Neste caso, o Executivo burla o art. 23 da CF/88, que calcifica ser da competência dos entes federados a proteção e garantia das pessoas portadoras de deficiências, bem como frauda justas expectativas no Poder Público. Leia-se “proteção e garantia” e não “restrição e limitação” dos direitos dos portadores de deficiência, como tentou fazer o Decreto Regulamentar que restringiu o campo de incidência da isenção de IPVA aos portadores de deficiência física no Estado da Paraíba.
O Decreto em comento, ou parte deste, é inconstitucional em razão da matéria e dos valores, considerando que agride os princípios constitucionais da isonomia, da dignidade da pessoa humana e afronta os ditames do neoconstitucionalismo, que prega a efetividade das normas constitucionais e a inclusão do contribuinte no centro da tributação, em detrimento da antiga posição de incluir a arrecadação como núcleo da tributação.
Neste caso, o STF entende que a inconstitucionalidade é reflexa ou oblíqua.

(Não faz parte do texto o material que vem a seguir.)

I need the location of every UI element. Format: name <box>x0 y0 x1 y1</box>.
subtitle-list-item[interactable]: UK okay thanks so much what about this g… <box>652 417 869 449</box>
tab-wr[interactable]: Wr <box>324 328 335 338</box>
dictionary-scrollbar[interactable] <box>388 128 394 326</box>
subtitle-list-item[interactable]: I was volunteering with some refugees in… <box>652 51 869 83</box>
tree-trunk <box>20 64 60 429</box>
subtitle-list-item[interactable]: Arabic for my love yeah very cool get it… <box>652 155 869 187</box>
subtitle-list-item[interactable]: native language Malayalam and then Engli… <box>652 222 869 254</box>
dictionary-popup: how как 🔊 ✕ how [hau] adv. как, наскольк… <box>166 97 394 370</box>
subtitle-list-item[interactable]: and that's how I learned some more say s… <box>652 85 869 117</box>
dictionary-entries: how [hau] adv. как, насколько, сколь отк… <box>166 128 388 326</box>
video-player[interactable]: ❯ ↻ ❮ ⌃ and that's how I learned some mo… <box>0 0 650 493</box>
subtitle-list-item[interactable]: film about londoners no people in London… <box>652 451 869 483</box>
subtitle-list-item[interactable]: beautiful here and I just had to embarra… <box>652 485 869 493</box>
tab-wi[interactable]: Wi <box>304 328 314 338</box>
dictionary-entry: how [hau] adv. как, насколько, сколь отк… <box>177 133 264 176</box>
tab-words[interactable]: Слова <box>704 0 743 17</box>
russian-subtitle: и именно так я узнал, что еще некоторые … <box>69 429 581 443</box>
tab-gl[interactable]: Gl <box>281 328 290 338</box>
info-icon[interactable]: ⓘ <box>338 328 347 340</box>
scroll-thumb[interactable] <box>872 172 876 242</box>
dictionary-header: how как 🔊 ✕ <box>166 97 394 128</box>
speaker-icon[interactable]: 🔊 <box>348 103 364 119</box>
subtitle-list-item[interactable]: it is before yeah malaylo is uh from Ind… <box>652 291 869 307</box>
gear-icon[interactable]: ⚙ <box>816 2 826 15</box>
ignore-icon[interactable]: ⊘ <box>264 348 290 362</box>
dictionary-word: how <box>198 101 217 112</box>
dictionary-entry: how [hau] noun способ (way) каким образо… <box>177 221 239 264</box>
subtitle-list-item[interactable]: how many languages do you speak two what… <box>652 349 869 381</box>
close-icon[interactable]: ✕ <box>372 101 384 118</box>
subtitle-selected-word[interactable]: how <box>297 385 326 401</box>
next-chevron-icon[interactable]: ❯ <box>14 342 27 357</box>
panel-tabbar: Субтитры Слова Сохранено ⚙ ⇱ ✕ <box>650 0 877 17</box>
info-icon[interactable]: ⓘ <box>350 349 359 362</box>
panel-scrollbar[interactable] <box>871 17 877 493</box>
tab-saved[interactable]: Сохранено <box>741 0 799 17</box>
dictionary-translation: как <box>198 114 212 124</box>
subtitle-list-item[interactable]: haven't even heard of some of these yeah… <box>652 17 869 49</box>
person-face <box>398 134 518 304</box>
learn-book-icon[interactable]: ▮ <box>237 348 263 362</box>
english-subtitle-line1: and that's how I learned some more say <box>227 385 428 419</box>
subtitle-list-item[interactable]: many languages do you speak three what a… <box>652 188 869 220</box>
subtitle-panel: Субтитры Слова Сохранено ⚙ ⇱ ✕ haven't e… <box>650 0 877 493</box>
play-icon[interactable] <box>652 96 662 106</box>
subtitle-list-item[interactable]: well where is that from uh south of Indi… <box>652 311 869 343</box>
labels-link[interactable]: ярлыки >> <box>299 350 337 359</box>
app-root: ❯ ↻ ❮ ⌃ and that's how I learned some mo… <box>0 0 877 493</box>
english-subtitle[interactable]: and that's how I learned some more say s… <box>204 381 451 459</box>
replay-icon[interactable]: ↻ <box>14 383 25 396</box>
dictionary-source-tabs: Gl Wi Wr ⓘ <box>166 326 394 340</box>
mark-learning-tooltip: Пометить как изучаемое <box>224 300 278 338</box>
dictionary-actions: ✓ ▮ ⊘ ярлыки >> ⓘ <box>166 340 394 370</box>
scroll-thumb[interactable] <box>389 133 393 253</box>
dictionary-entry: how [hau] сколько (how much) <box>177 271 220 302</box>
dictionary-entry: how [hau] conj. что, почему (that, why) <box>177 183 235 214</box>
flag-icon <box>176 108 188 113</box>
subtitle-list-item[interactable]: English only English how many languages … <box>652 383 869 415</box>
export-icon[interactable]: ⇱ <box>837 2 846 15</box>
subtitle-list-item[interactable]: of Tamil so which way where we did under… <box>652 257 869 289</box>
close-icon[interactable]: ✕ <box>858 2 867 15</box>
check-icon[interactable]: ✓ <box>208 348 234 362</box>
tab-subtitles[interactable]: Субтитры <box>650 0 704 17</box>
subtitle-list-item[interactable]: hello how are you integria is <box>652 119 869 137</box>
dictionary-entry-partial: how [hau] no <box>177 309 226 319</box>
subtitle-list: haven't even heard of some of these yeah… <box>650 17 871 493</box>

Logo, não é caso de controle de constitucionalidade, mas de controle de legalidade;
7) Os decretos que determinam a cobrança de um adicional de ICMS - nas operações de aquisição de produtos vindos de outros estados, apesar de a compra ser realizada pelo consumidor final - violam o pacto federativo, conforme já assentou o Ministro do STF, Joaquim Barbosa, bem como ferem o princípio da legalidade, considerando que criam incidência do ICMS sem previsão legal, o que é vedado pela Constituição Federal de 1988.
Diante do exposto, percebe-se a ilegalidade praticada pelo Executivo, em editar Decretos Regulamentares, vilipendiando os direitos conferidos na lei e na própria Constituição, reforçando a tese de que a tributação atual possui como norte a maximização da arrecadação e não a inclusão do contribuinte no centro da tributação, o que demonstra o seu congelamento no tempo e o descumprimento do neoconstitucionalismo.